Lançado na Suécia em 9 de maio de 1986, O Sacrifício renderia a Tarkovsky, em Cannes, seu terceiro Prêmio do Júri Ecumênico, um recorde até hoje não alcançado, além de seu quarto Prêmio Especial da Federação Internacional dos Críticos de Cinema, de seu segundo Grande Prêmio Especial do Júri, e de sua terceira indicação à Palma de Ouro - dessa vez não houve interferência do governo soviético, mas, mesmo assim, Tarkovsky não seria o vencedor, com a estatueta ficando com Roland Joffé por A Missão. O Sacrifício também ganharia o BAFTA (o "Oscar britânico") de Melhor Filme em Idioma Estrangeiro, e seria indicado pelo governo sueco para concorrer ao Oscar de Melhor Filme em Idioma Estrangeiro, não ficando, porém, dentre os cinco finalistas. O filme também seria bem recebido pela crítica, e não faria feio nas bilheterias.

O Sacrifício seria o último filme de Tarkovsky; pouco após o término das filmagens, o diretor seria diagnosticado com uma forma rara de câncer de pulmão, no tubo bronquial direito. Ele se internaria em Paris para o tratamento, e, ao saber de sua doença, o governo soviético daria uma autorização para que seu filho Andrei o visitasse - foi Andrei, inclusive, quem recebeu os prêmios em Cannes em nome do pai, que não poderia estar presente. Apesar de todos os esforços, Tarkovsky não resistiria e faleceria em 29 de dezembro de 1986, aos 54 anos. Ele seria sepultado na França, no cemitério de Sainte-Geneviève-des-Bois. Pouco antes de sua morte, uma grande retrospectiva de seus filmes seria lançada nos cinemas de Moscou, e, após seu falecimento, a revista Iskusstvo Kino, mais importante publicação soviética sobre cinema, dedicaria uma edição inteira à sua obra. Em 1990, ele receberia, postumamente, o Prêmio Lênin, mais importante honraria soviética concedida aos cidadãos que se destacaram nas ciências, literatura, artes, arquitetura e tecnologia. Após o fim da União Soviética, Tarkovsky seria reconhecido como um dos mais importantes diretores de cinema russos, ganhando vários memoriais, estátuas e homenagens, incluindo o Museu Tarkovsky, com objetos pessoais, localizado em Yuryevets.

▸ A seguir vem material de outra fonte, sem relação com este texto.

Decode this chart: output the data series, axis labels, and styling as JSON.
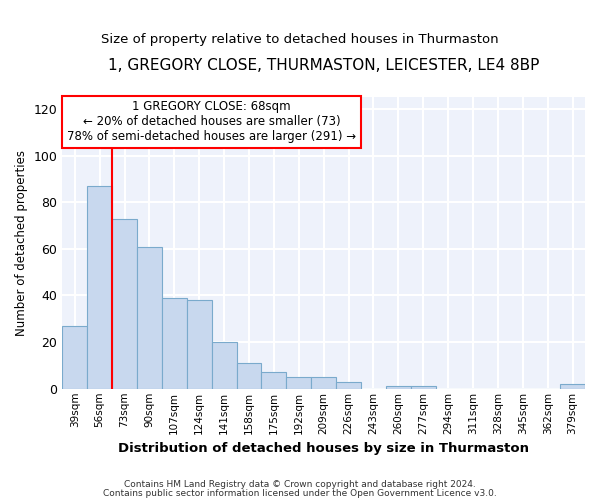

No início dos anos 1990, surgiria dentre os fãs de Tarkovsky uma teoria de que seu câncer não poderia ter surgido de forma natural, e que, na verdade, ele teria sido envenenado pela KGB, baseada, dentre outras fontes, no testemunho de um dos médicos que o tratou em Paris e no de um ex-agente da KGB que revelou existirem planos para assassinar Tarkovsky sob o argumento de que seus filmes faziam propaganda antissoviética. Além de nada jamais ter sido provado, ainda há outra hipótese, mais plausível: Anatoli Solonitsyn também faleceu do mesmíssimo tipo de câncer, quatro anos antes de Tarkovsky, em 1982, e a esposa de Tarkovsky, Larissa Tarkovskaya, também, mas em 1998, e não consta que o governo soviético quisesse assassiná-los. Em diversas entrevistas, Vladimir Sharun, o já citado diretor de som de Stalker, disse estar convencido de que o câncer foi causado pelo contato com o ar contaminado durante as filmagens na Estônia, e que, provavelmente, mais pessoas da equipe o tiveram, sem que ninguém tenha ficado sabendo. Seja como for, foi uma pena que a vida de um diretor tão criativo tenha sido abreviada dessa forma.